Sans qu’Anabel ne l’ait remarqué, la limousine avait enfilé une rue après l’autre, d’un carrefour au suivant, droit vers les abords de la place de Stalingrad. Elle contourna la rotonde et s’engageait à présent sur la rive gauche du quai de Loire, derrière le cinéma MK2. Maxime coupa le contact juste devant son immeuble. Anabel dévisagea Monsieur Jacob avec un mélange d’incrédulité et de résignation.
– Ah d’accord, vous… vous connaissez aussi mon adresse ?
– J’étais un peu inquiet, je ne sais pas, une intuition, avoua-t-il penaud. Voilà donc plusieurs jours que Maxime, hum, disons, « veille » sur vous…
– Il m’a filé le train, c’est ça ?
– On peut formuler les choses ainsi, en effet, concéda Monsieur Jacob. Mais c’était pour votre bien. La preuve, non ?
Anabel hocha la tête, vaincue. Il lui prit la main et l’étreignit avec douceur. Trois minutes plus tard, elle lui ouvrait la porte de son studio.

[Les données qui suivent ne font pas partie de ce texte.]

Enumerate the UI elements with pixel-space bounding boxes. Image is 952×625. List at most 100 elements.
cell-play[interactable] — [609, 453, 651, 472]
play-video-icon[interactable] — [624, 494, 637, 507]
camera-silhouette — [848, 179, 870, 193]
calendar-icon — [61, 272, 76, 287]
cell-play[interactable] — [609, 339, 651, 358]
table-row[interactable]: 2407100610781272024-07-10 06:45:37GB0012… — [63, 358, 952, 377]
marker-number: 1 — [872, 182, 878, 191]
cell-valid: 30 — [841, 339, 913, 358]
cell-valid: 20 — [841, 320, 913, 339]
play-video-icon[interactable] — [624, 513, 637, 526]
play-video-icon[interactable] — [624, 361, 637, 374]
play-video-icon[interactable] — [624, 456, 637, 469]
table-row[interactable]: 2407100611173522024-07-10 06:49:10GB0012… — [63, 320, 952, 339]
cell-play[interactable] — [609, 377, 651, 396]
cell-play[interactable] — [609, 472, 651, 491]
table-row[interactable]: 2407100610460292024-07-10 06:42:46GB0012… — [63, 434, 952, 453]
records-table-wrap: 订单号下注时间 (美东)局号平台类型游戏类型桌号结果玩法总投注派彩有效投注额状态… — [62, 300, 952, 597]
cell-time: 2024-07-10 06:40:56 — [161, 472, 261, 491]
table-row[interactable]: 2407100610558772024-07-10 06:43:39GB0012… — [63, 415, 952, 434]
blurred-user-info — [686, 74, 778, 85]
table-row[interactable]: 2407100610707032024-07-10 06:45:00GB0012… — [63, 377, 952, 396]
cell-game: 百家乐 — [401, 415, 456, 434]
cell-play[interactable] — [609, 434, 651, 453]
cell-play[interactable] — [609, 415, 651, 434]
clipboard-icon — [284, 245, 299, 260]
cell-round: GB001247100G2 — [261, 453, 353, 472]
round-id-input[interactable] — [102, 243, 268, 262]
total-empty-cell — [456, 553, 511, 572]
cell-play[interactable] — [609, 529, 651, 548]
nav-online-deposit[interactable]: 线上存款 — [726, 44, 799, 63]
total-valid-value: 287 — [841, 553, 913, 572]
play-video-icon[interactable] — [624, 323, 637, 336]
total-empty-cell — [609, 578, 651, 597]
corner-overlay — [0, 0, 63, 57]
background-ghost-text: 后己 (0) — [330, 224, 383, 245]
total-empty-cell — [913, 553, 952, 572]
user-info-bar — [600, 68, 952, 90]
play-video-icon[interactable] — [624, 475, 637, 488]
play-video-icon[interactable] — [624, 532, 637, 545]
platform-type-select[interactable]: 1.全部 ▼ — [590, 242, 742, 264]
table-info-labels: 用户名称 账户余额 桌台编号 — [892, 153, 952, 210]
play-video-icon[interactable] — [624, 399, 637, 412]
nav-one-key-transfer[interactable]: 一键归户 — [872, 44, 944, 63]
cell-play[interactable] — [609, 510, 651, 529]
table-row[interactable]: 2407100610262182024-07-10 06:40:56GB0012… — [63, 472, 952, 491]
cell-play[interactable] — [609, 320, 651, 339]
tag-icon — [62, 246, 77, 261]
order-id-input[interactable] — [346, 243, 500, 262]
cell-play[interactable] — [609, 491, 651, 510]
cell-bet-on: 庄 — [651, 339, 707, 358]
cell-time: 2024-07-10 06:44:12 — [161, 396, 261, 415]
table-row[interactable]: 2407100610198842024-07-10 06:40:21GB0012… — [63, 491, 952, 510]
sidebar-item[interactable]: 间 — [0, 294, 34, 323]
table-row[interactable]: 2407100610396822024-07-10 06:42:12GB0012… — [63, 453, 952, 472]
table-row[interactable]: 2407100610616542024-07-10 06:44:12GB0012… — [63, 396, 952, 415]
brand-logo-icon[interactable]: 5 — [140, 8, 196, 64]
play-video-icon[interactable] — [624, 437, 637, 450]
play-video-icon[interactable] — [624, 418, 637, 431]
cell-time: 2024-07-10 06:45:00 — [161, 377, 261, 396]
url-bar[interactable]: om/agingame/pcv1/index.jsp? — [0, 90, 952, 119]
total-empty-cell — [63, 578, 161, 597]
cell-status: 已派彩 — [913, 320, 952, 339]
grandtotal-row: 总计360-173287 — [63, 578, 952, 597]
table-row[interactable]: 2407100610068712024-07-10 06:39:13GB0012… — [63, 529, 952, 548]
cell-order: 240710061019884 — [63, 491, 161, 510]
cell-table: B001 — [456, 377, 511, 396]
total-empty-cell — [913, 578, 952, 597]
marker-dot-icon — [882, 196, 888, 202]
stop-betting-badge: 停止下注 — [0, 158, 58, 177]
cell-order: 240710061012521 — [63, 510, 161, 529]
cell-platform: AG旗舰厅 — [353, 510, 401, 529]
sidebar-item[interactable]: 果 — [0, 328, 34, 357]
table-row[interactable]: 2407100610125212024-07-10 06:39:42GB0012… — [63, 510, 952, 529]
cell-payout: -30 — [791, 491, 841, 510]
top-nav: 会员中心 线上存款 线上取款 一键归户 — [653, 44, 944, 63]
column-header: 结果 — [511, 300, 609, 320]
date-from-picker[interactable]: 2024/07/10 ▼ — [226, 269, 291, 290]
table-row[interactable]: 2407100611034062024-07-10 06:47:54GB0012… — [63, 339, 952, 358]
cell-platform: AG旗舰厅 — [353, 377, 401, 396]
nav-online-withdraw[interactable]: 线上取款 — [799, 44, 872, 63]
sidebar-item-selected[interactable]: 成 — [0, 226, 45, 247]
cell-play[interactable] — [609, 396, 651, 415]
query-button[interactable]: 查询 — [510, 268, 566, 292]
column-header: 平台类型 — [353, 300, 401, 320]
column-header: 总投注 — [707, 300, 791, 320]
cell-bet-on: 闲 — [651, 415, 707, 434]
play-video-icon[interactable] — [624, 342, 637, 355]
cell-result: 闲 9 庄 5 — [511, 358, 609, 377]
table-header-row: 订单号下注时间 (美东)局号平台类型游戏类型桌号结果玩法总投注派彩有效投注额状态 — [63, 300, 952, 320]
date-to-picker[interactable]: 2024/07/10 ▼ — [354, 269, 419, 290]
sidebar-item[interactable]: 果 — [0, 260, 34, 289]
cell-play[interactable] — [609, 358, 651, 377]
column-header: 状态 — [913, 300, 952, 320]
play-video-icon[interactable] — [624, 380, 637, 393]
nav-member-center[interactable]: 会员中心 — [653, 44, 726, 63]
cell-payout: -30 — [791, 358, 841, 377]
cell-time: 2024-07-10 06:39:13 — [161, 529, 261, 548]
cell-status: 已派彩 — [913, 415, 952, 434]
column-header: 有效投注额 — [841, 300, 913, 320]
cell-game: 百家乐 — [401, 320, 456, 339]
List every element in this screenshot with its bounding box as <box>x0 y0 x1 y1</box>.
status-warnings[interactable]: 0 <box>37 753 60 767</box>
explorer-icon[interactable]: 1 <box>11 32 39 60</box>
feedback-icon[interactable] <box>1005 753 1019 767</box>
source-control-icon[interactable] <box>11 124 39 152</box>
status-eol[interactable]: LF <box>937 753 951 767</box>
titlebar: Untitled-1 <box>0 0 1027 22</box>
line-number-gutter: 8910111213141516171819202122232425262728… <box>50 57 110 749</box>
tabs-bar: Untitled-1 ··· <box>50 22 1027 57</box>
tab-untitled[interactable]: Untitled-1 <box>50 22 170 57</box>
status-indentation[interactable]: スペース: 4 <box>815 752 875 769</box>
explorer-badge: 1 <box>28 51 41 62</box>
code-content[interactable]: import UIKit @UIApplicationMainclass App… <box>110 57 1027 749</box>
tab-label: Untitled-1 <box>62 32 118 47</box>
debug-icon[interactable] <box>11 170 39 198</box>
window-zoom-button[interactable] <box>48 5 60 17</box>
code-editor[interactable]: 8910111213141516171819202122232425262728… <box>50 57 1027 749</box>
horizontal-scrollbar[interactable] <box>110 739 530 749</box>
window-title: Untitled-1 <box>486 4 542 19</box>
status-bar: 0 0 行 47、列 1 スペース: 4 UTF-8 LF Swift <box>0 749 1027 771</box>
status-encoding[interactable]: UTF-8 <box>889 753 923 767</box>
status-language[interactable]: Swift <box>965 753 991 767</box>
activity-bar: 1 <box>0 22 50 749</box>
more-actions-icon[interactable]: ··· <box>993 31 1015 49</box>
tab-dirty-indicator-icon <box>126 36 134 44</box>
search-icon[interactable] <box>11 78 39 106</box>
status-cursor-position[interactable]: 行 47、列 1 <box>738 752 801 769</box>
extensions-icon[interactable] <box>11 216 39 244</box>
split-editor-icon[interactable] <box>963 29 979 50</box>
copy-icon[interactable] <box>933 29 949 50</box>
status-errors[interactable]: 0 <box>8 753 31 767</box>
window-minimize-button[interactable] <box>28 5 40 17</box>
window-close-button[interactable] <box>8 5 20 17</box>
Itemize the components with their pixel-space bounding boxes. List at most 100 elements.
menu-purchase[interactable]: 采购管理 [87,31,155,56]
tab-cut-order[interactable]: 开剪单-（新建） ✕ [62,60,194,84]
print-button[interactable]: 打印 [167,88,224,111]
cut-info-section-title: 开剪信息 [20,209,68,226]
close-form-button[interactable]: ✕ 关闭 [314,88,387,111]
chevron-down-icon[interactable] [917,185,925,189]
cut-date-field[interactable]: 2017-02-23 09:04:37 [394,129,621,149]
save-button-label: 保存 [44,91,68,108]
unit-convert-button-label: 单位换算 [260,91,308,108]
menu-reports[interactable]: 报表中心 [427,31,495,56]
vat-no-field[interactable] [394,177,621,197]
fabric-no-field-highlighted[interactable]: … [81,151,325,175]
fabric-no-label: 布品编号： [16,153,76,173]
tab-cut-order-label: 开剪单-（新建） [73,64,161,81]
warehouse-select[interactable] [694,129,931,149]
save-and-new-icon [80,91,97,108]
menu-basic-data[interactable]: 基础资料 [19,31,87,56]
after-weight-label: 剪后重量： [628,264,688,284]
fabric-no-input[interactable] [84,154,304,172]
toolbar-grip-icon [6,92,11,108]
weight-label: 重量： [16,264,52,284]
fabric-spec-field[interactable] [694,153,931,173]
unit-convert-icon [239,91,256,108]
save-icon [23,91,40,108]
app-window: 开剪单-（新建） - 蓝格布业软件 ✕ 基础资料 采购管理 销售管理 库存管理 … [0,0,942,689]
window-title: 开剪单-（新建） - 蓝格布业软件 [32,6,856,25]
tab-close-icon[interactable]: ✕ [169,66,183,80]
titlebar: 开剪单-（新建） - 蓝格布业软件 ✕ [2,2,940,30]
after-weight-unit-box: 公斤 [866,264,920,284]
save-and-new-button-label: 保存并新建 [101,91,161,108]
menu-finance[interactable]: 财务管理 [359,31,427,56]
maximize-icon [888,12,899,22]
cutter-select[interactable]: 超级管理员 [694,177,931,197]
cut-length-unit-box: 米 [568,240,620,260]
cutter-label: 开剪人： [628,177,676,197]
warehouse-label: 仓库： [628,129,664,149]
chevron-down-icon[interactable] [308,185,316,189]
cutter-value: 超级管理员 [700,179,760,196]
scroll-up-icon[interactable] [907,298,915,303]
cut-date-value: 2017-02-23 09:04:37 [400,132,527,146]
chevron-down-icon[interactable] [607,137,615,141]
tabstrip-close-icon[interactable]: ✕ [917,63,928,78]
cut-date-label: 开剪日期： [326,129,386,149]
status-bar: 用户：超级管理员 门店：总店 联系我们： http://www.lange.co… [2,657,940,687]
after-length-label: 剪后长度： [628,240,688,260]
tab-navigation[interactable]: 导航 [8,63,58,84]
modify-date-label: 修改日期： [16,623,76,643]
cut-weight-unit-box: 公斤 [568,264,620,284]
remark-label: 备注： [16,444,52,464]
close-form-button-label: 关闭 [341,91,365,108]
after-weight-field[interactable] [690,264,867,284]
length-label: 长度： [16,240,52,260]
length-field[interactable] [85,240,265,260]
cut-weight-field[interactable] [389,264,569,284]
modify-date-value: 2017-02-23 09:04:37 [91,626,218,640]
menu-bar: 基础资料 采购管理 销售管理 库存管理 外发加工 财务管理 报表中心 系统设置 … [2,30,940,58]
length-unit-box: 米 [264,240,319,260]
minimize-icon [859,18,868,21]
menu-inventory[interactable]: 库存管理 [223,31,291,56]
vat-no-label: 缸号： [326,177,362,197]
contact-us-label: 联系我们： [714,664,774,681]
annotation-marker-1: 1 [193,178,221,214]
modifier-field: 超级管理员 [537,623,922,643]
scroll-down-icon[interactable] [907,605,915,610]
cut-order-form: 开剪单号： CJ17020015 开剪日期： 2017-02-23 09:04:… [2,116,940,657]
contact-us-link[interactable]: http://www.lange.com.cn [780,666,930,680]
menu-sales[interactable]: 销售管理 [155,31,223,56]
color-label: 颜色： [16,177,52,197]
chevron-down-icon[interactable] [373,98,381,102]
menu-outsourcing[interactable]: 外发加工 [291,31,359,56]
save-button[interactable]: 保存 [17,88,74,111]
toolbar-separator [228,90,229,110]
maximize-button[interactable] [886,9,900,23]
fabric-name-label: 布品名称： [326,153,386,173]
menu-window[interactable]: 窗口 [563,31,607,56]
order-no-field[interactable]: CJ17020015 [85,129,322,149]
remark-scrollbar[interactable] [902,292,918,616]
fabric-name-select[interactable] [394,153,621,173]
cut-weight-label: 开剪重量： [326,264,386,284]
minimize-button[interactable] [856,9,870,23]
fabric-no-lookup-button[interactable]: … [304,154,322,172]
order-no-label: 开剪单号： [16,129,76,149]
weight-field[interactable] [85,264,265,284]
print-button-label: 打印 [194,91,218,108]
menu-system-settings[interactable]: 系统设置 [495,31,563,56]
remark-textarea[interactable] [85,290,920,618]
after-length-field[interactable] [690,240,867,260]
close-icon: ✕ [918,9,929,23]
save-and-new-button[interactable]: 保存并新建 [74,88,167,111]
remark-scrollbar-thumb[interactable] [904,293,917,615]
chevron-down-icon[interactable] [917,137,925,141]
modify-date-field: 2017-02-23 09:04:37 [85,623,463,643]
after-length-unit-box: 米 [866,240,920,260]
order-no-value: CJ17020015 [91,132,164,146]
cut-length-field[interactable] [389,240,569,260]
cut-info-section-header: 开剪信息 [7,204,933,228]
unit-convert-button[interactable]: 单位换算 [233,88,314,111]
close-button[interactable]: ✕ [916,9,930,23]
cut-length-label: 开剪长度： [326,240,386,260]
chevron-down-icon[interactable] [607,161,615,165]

– Les meubles, la télé, la machine à laver, ça ne m’appartient pas, tout est à Ralph, il n’y a que les vêtements et les bouquins…, expliqua-t-elle.
Elle enfourna ses affaires dans deux grands sacs de voyage. Maxime s’en saisit et se dirigea vers le palier. Seuls restaient, jetés pêle-mêle au pied du lit, la jupe de cuir noir, le bustier, les chaussures à hauts talons et les bas résille dont un des talons était déchiré. Le regard de Monsieur Jacob ne semblait pouvoir se détacher de la photographie de Marc, toujours punaisée à l’envers sur le mur, près de la tête du lit. Anabel lui en avait longuement parlé. Elle tendit la main en un geste hésitant.
– Laissez-la ici, elle est à sa place…, murmura-t-il. Le temps a fait son œuvre. Venez, Anabel, venez.